On Tuesday 25 May 2010 13:36:01, Ionut G. Stan wrote:
Hi,
I'm doing TDD in pretty much all of the languages that I know, and I want to introduce it early in my Haskell learning process. I wonder though, if there's some established process regarding TDD, not unit testing.
I've heard of QuickCheck and HUnit, but I've also read that QuickCheck is used mostly for testing pure code, while HUnit for impure code?
And ghci or hugs are the most used tools for testing, be the code pure or impure.
What framework lends itself better for writing tests before the actual production code?

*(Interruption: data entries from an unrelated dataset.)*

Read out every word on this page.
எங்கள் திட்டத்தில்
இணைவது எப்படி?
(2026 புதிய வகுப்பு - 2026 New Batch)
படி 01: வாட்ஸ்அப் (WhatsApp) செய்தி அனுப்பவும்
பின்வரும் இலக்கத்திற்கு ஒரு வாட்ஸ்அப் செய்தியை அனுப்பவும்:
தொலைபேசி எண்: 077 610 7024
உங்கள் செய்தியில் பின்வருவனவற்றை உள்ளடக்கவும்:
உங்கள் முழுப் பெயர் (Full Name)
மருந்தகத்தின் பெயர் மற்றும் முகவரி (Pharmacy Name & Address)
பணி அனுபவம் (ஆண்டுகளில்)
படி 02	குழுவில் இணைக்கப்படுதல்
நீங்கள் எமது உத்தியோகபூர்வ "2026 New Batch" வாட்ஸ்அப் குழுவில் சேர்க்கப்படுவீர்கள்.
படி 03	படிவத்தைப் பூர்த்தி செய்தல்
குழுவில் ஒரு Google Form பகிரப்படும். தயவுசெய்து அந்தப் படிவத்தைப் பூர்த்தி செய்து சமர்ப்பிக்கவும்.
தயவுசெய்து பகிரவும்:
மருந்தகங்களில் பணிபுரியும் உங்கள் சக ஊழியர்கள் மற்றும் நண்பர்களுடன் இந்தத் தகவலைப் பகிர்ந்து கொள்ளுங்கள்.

Can you point out to some resources regarding this?
You can write the QuickCheck properties that your functions should satisfy before implementing the functions. However, when you've determined the specs, it's rather unimportant whether you write the properties first or the functions, IMO.
Oh, and a small off-topic question? Is it considered a good practice to use implicit imports in Haskell?
Generally, no. It's considered good practice to use explicit import (and export, of course) lists. But as lazy programmers, we can't always resist the temptation to skip some not strictly necessary work. The implicit import of the entire Prelude is a special case, modules from the same package are edge cases, but otherwise it's a code smell.
I'm trying to learn from existing packages, but all those "import all" statements drive me crazy.